Ähnlich rosig sieht Hans Kerler, Leiter des Fachbereichs Mobilfunk + Audiotechnik bei ANT, die Zukunft des Funkrufs. "In Deutschland, Frankreich, Großbritannien, Holland und Schweden erwarten wir bis 1991 eine Steigerung der Teilnehmerzahlen von über 70 Prozent, von gegenwärtig 1,4 auf 2,5 Millionen," erklärte Kerler in seiner Funktion als Sprecher des ZVEI.
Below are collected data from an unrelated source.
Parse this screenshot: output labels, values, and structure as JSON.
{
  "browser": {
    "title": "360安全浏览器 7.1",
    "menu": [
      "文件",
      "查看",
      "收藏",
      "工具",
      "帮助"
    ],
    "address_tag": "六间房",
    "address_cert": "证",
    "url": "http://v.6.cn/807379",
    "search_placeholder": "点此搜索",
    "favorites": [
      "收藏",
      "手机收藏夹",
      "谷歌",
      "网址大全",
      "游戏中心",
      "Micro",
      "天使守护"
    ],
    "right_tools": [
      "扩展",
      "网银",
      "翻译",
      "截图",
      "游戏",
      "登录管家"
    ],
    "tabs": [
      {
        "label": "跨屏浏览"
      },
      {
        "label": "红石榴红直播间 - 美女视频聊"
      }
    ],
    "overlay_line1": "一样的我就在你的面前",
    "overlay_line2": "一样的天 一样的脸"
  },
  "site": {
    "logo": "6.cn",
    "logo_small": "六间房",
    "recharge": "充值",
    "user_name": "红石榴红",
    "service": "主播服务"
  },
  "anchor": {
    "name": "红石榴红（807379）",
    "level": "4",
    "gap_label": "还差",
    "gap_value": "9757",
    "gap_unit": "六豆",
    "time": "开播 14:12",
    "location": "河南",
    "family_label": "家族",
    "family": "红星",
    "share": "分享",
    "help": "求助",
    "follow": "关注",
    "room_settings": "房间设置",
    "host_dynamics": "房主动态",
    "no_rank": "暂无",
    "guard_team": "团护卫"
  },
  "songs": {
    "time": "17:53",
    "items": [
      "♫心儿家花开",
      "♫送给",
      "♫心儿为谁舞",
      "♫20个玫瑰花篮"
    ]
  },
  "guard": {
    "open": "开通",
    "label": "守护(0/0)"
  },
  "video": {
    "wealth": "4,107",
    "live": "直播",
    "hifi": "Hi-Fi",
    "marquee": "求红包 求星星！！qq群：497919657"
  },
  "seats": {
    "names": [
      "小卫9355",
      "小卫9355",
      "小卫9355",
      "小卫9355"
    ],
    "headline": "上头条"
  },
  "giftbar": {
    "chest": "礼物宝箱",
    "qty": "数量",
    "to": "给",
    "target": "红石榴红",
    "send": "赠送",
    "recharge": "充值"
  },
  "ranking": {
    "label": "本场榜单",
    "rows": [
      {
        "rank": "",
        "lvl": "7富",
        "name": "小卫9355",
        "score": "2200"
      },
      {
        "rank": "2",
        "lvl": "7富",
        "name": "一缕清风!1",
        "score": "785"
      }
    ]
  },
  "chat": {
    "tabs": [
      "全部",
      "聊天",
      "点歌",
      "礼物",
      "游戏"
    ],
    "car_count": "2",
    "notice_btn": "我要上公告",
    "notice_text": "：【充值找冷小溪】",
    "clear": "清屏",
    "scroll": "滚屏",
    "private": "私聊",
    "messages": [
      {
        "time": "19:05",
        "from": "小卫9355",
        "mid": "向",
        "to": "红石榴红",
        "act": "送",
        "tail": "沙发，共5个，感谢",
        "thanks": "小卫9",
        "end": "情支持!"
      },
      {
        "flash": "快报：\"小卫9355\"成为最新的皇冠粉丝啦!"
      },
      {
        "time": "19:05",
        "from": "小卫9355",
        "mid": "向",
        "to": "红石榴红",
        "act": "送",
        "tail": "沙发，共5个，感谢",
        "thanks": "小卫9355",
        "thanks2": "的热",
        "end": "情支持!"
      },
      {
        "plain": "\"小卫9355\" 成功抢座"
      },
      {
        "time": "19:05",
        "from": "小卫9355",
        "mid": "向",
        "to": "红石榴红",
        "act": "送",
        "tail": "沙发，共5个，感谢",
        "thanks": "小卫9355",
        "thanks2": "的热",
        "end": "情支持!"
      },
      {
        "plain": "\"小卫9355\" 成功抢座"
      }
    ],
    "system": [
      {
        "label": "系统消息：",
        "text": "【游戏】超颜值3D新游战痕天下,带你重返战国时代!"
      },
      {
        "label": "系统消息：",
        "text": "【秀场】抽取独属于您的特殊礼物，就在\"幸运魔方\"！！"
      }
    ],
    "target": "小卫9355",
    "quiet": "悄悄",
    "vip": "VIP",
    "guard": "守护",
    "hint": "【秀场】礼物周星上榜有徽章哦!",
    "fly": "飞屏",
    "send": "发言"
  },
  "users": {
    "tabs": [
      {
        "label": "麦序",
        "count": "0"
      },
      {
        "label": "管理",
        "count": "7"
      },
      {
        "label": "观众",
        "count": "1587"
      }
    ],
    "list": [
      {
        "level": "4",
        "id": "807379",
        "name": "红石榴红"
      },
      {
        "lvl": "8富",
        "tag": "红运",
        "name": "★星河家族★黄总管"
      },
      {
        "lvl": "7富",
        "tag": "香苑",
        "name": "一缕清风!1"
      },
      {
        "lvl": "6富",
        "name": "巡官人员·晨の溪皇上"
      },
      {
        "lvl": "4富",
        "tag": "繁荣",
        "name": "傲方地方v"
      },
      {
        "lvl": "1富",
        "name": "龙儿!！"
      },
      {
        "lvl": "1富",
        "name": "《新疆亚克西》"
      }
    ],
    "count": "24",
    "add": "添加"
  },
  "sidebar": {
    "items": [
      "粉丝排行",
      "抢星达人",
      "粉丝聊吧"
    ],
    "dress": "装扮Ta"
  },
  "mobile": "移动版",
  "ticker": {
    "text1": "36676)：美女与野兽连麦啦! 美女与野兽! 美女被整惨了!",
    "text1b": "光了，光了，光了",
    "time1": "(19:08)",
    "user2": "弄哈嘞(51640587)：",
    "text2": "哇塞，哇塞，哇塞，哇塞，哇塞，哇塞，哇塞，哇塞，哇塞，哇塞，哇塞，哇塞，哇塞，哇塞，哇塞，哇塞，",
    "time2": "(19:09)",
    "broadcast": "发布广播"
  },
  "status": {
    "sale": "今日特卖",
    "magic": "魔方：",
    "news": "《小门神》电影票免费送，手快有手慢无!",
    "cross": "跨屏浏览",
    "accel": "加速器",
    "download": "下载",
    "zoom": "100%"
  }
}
Für noch mehr Attraktivität des Funkrufs soll das jüngste Kind des Eurosignaldienstes - der Cityrufdienst - sorgen. Er ging im November 1988 in Frankfurt und Berlin in den öffentlichen Probebetrieb und soll nach den Plänen des BPM Ende des Jahres alle großen Städte und Ballungszentren der Bundesrepublik abdecken. Laut Kerler rechne der ZVEI bis 1992 mit rund 200 000 Teilnehmern, die zwischen drei Funkrufklassen wählen können.

Aber nicht nur in Sachen Mobiltelefon, sondern auch in puncto Funkruf wurden die Postverwaltungen vom europäischen Gedanken beflügelt. So haben die PTTs Großbritanniens, Frankreichs, Italiens und das BPM am 24. 11. 88 einen Vertrag zum Projekt "Pan European Paging" unterzeichnet, der ab 1990 die nationalen Funkrufgrenzen aufheben und Funkrufe in die Nachbarländer zulassen soll.

Doch damit noch nicht genug! Der geplante europäische Binnenmarkt stand auch schon Pate, als die in der Conférence Européenne des Administrations des Postes et des Télécommunication (CEPT) vertretenen Länder 1986 die Einführung des europaweiten Funkrufdienstes Ermes beschlossen haben. Dieser Dienst soll, geht es nach dem Willen der CEPT, den Funkrufdienst"Eurosignal" ablösen, in allen CEPT-Ländern eingerichtet werden und zusätzliche Leistungsmerkmale wie zum Beispiel Datenübertragung erlauben. Der Zugang zu Ermes wird laut Kerler über Telefon, Telex, Btx und Teletext möglich sein.